Our president overwhelms the world’s largest military by firing his way through the ranks until he arrives at compliance.
There is hope at home that America is repairable, but I sense it will happen only by memory, rather than history.
Written history leaves out all those tender little mouthfuls with which it is made. How can a mere date in history possibly transpose the feeling on your face of its daylight or rain, the heartbreak of fortune or misfortune?
But memory remains.
I can still smell (and almost taste) the exact character of sun-softened tar in the street in front of my childhood home, or the wet-cold of an ice sliver snatched from the ice man’s passing wagon. Yes, the iceman came by horse-drawn wagon in the 1940s. You can’t retrieve a sense of that to carry through a lifetime from a book of history.

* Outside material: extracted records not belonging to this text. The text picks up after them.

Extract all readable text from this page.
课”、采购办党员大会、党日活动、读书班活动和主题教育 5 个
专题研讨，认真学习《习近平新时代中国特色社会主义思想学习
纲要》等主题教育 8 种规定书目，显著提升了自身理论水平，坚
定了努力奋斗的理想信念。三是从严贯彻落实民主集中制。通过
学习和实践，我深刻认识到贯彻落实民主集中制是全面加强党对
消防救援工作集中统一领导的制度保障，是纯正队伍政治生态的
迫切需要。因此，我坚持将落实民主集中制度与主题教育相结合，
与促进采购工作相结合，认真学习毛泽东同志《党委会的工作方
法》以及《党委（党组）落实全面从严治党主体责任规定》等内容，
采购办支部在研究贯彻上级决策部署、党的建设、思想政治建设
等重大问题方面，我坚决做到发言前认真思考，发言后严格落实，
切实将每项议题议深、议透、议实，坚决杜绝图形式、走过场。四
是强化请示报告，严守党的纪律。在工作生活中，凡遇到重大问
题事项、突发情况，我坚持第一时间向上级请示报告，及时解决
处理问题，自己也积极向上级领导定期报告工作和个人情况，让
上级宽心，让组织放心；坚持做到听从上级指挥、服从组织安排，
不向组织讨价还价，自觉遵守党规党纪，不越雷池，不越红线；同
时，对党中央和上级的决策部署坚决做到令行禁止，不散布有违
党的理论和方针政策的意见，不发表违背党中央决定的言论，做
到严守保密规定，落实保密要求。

I wasn’t there, but someone knew the smell of Napolean, returning from the battlefield.
Those who did know are long dead and gone, and my generation is quietly leaving as well.
And yet, in my older years, the aroma of our decline since 1961 is strong in my nostrils. Soon that will drift away, and only the dry bones of history will be left to tell the tale. Forward Defense at Scowcroft hasn’t been a factor for more than half a century.
Snowcroft didn’t even smell good at its inception.
But was a harbinger of things to come.